Speaking of ghastly noises, there’s a car that regularly spurts through the Six Bells Roundabout which sounds like a farting elephant with wind problems. I can just imagine that a growly engine makes you feel like there’s some sort of upset beast quivering beneath you but what is the benefit of a farting elephant? It’s very odd.

And while I’m complaining I’d just like to say that the weekend people who visited our park over the last two days are filthy pigs. Why do they insist on piling rubbish on top of already overflowing bins?

TAKE YOUR RUBBISH WITH YOU! WE DON’T WANT IT!

A little gift for the rats

I suppose I should be grateful they didn’t leave it all over the park like some beaches I’ve seen this morning. Twitter is quivering with rage over the spoilt beauty spots around the country.

The bin above was one of the less disgusting ones but it was the easiest to photograph and I’m nothing if not lazy. This is a much better example of how ugly humanity can be when it thinks it can leave it’s shit behind for other people to sort out.

Looking at the rubbish in the above photo, I guess it says a lot about the type of people who eat KFC and drink out of cans. Animals, all of them!

But, returning to the noise in our street, I was amazed to discover it was just Gardener Dave with his hedge clipping machine.

I should say here that Gardener Dave loves his petrol driven machines. His favourite is the leaf blower. I think if pushed he’d admit he loves it more than his wife. And kids. He can’t wait to get his hands on it to give the garden a good blow. Whether it needs it or not.

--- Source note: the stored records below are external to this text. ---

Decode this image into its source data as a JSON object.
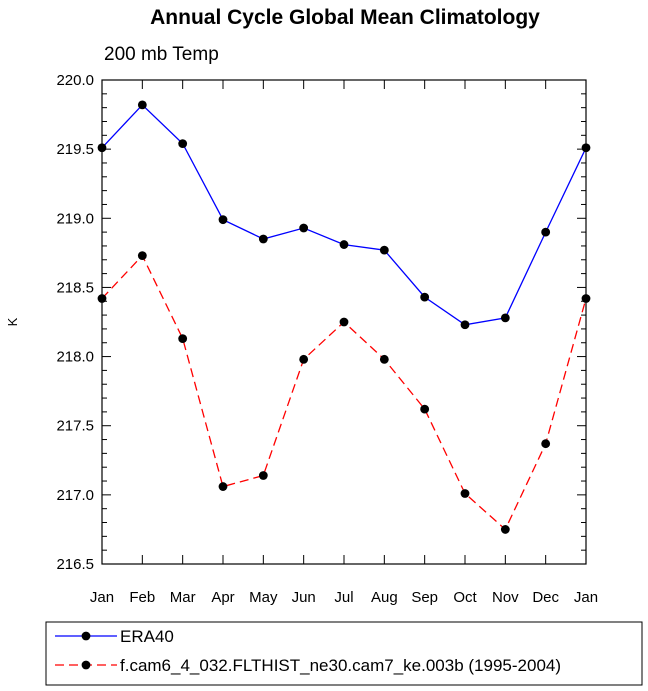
{
  "chart_data": {
    "type": "line",
    "title": "Annual Cycle Global Mean Climatology",
    "subtitle": "200 mb Temp",
    "xlabel": "",
    "ylabel": "K",
    "categories": [
      "Jan",
      "Feb",
      "Mar",
      "Apr",
      "May",
      "Jun",
      "Jul",
      "Aug",
      "Sep",
      "Oct",
      "Nov",
      "Dec",
      "Jan"
    ],
    "ylim": [
      216.5,
      220.0
    ],
    "yticks": [
      "216.5",
      "217.0",
      "217.5",
      "218.0",
      "218.5",
      "219.0",
      "219.5",
      "220.0"
    ],
    "grid": false,
    "legend_position": "bottom",
    "series": [
      {
        "name": "ERA40",
        "color": "#0000ff",
        "line_style": "solid",
        "values": [
          219.51,
          219.82,
          219.54,
          218.99,
          218.85,
          218.93,
          218.81,
          218.77,
          218.43,
          218.23,
          218.28,
          218.9,
          219.51
        ]
      },
      {
        "name": "f.cam6_4_032.FLTHIST_ne30.cam7_ke.003b (1995-2004)",
        "color": "#ff0000",
        "line_style": "dashed",
        "values": [
          218.42,
          218.73,
          218.13,
          217.06,
          217.14,
          217.98,
          218.25,
          217.98,
          217.62,
          217.01,
          216.75,
          217.37,
          218.42
        ]
      }
    ]
  }
}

It seems he has a love affair with the hedge clipping monstrosity as well. He was clipping the wisteria from the front of the house and had already trimmed the hedge between us and the Crazies. He then went down the back and gave the Mexican orange blossom a good going over. A regular Videl Sassoon he was.

As usual, once they’d finished, the garden looked beautiful. Now we can press on making it messy for the next fortnight so they can work their magic again.

Before they left, Dave was telling us that among his clients, our garden is the brightest and most colourful. We easily have the most flowers. The majority of his clients have box hedges and yew trees.

He also told us that ours is not the smallest he works. There’s one which is the size of our terrace and takes 40 minutes for him to do.

But, he told us something far more important than a report on other people’s gardens. One of his clients owns a stable on a farm. The horsey business is carried on by the wife while the husband has branched out into the special gin trade. Yes, another local gin distiller.

Thundry Hills it’s called and they are in Elstead, about a five minute drive from us.

Naturally I went online and bought a couple of bottles. A few hours later I received a text asking if I’d be around between 7-7:30pm so he could drop them off. And, true to his word, Paul turned up just before 7:30pm and left me two delightful bottles of his gin. Now that is good business.

PM stands for Pear and Mango, by the way.

Also, following yesterday’s post, Dawn recommended a Hampshire gin called Bombay Bramble which I might just have to buy. I’m thinking that we’re rapidly growing a massive gin collection and I wouldn’t want to miss out on another local one.

Also, today marked the 70th day since Lockdown started here in the UK.